The newly formed Cambodia Rice Federation (CRF), an organisation aimed at uniting the entire rice sector under one representative body, will be headed by Sok Puthyvuth, son of Deputy Prime Minister Sok An.
Puthyvuth, who is also CEO of SOMA Group, a multifaceted business that includes rice milling and exporting, was elected president of the CRF yesterday in a landslide victory over his fellow candidates, receiving nearly 75 per cent of the 195 ballots cast. Most of those who voted were rice millers.
“There are so many challenges in this sector, but so far standard rice quality and the lack of funds are the main challenges,” he said at yesterday’s announcement, held at the Ministry of Commerce.
Puthyvuth – who is married to Prime Minister Hun Sen’s youngest daughter, Hun Mali – said he is looking to raise $500 million and find lower loan interest rates of nearer to 7 per cent for those looking to invest in the industry. Rates now stand closer to 10 per cent.
“There are many people out there who want to help us, but when they ask what we are going to do with the money they provide, we fail to show them a proper plan,” he said, referring to lenders requirements.

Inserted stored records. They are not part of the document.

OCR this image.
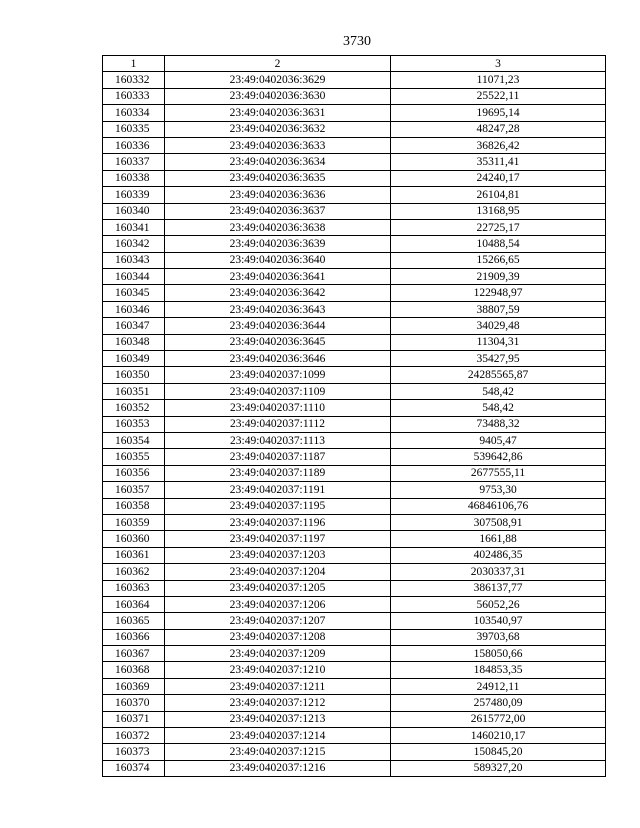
3730
1	2	3
160332	23:49:0402036:3629	11071,23
160333	23:49:0402036:3630	25522,11
160334	23:49:0402036:3631	19695,14
160335	23:49:0402036:3632	48247,28
160336	23:49:0402036:3633	36826,42
160337	23:49:0402036:3634	35311,41
160338	23:49:0402036:3635	24240,17
160339	23:49:0402036:3636	26104,81
160340	23:49:0402036:3637	13168,95
160341	23:49:0402036:3638	22725,17
160342	23:49:0402036:3639	10488,54
160343	23:49:0402036:3640	15266,65
160344	23:49:0402036:3641	21909,39
160345	23:49:0402036:3642	122948,97
160346	23:49:0402036:3643	38807,59
160347	23:49:0402036:3644	34029,48
160348	23:49:0402036:3645	11304,31
160349	23:49:0402036:3646	35427,95
160350	23:49:0402037:1099	24285565,87
160351	23:49:0402037:1109	548,42
160352	23:49:0402037:1110	548,42
160353	23:49:0402037:1112	73488,32
160354	23:49:0402037:1113	9405,47
160355	23:49:0402037:1187	539642,86
160356	23:49:0402037:1189	2677555,11
160357	23:49:0402037:1191	9753,30
160358	23:49:0402037:1195	46846106,76
160359	23:49:0402037:1196	307508,91
160360	23:49:0402037:1197	1661,88
160361	23:49:0402037:1203	402486,35
160362	23:49:0402037:1204	2030337,31
160363	23:49:0402037:1205	386137,77
160364	23:49:0402037:1206	56052,26
160365	23:49:0402037:1207	103540,97
160366	23:49:0402037:1208	39703,68
160367	23:49:0402037:1209	158050,66
160368	23:49:0402037:1210	184853,35
160369	23:49:0402037:1211	24912,11
160370	23:49:0402037:1212	257480,09
160371	23:49:0402037:1213	2615772,00
160372	23:49:0402037:1214	1460210,17
160373	23:49:0402037:1215	150845,20
160374	23:49:0402037:1216	589327,20
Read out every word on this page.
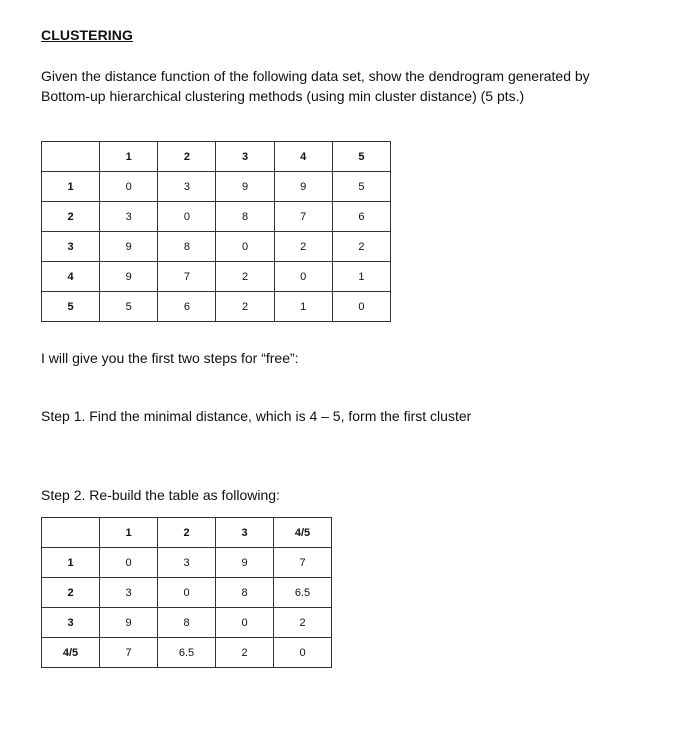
CLUSTERING
Given the distance function of the following data set, show the dendrogram generated by
Bottom-up hierarchical clustering methods (using min cluster distance) (5 pts.)
	1	2	3	4	5
1	0	3	9	9	5
2	3	0	8	7	6
3	9	8	0	2	2
4	9	7	2	0	1
5	5	6	2	1	0
I will give you the first two steps for “free”:
Step 1. Find the minimal distance, which is 4 – 5, form the first cluster
Step 2. Re-build the table as following:
	1	2	3	4/5
1	0	3	9	7
2	3	0	8	6.5
3	9	8	0	2
4/5	7	6.5	2	0
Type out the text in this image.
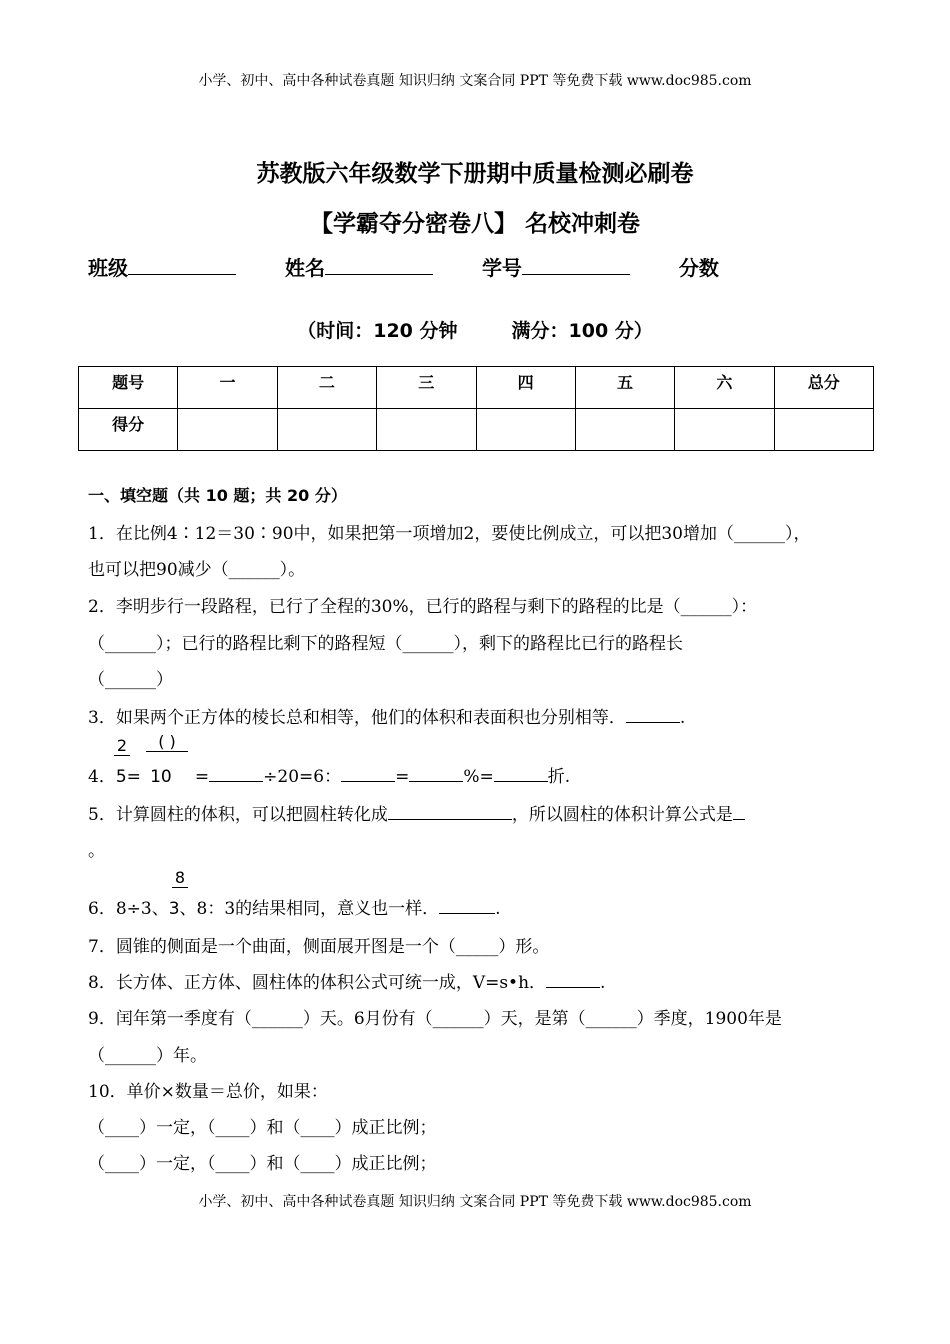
小学、初中、高中各种试卷真题 知识归纳 文案合同 PPT 等免费下载 www.doc985.com
苏教版六年级数学下册期中质量检测必刷卷
【学霸夺分密卷八】 名校冲刺卷
班级	姓名	学号	分数
（时间：120 分钟	满分：100 分）
题号	一	二	三	四	五	六	总分
得分							
一、填空题（共 10 题；共 20 分）
1．在比例4∶12＝30∶90中，如果把第一项增加2，要使比例成立，可以把30增加（______），
也可以把90减少（______）。
2．李明步行一段路程，已行了全程的30%，已行的路程与剩下的路程的比是（______）：
（______）；已行的路程比剩下的路程短（______），剩下的路程比已行的路程长
（______）
3．如果两个正方体的棱长总和相等，他们的体积和表面积也分别相等．	.
2	( )
4．5= 10 =	÷20=6：	=	%=	折.
5．计算圆柱的体积，可以把圆柱转化成	，所以圆柱的体积计算公式是
。
8
6．8÷3、3、8：3的结果相同，意义也一样．	.
7．圆锥的侧面是一个曲面，侧面展开图是一个（_____）形。
8．长方体、正方体、圆柱体的体积公式可统一成，V=s•h．	.
9．闰年第一季度有（______）天。6月份有（______）天，是第（______）季度，1900年是
（______）年。
10．单价×数量＝总价，如果：
（____）一定，（____）和（____）成正比例；
（____）一定，（____）和（____）成正比例；
小学、初中、高中各种试卷真题 知识归纳 文案合同 PPT 等免费下载 www.doc985.com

Candidates who missed out on the CRF’s top job included Yorn Sovann, president of Bayon Cereal Company; Lim Bunheng, president of Loran Company; and Te Taing Por, chairman of the Federation of Associations of Small and Medium-Size Enterprise of Cambodia.
Kith Meng, head of Royal Group, was also running for the presidency, but withdrew his candidacy at the last minute and was absent from yesterday’s election result.
“I hope he [Puthyvuth] will be able to help boost the rice sector for all,” Chea Vanna, a rice miller from Battambang province, said.
Vanna said he had lost faith in the sector’s former representative bodies, where the top brass was more likely to focus on their own business interests rather than those of the industry as a whole.
“If the federation fails to do that this time, I will not trust any association again,” he added.
Kim Savuth, head of the Federation of Cambodian Rice Exporters (FCRE) and one of three vice presidents appointed at yesterday’s event, assured sceptics that the CRF would work in the sector’s best interest and – despite its new president’s family ties – be free of political interference.
“This federation has been created by the voices of the private sector, not appointed by government, and there are no doubts that it will work as an independent institution,” Savuth said.
Not everyone is convinced.
Son Chhay, chief whip of the opposition Cambodia National Rescue Party, was quick to criticise what he called a predictable result with obvious conflicts of interest
“I am very sceptical of Sok An’s son being appointed to the position,” Chhay said.
“This kind of organisation does need to be run by someone who knows the industry and is part of it. But they need a president that does not have a commercial interest in it.”
Associations or federations created before the CRF, such as the FCRE and the Association of Rice Producers & Exporters of Cambodia, will likely be dissolved following upcoming meetings with the newly established industry body, CRF vice president Savuth said yesterday.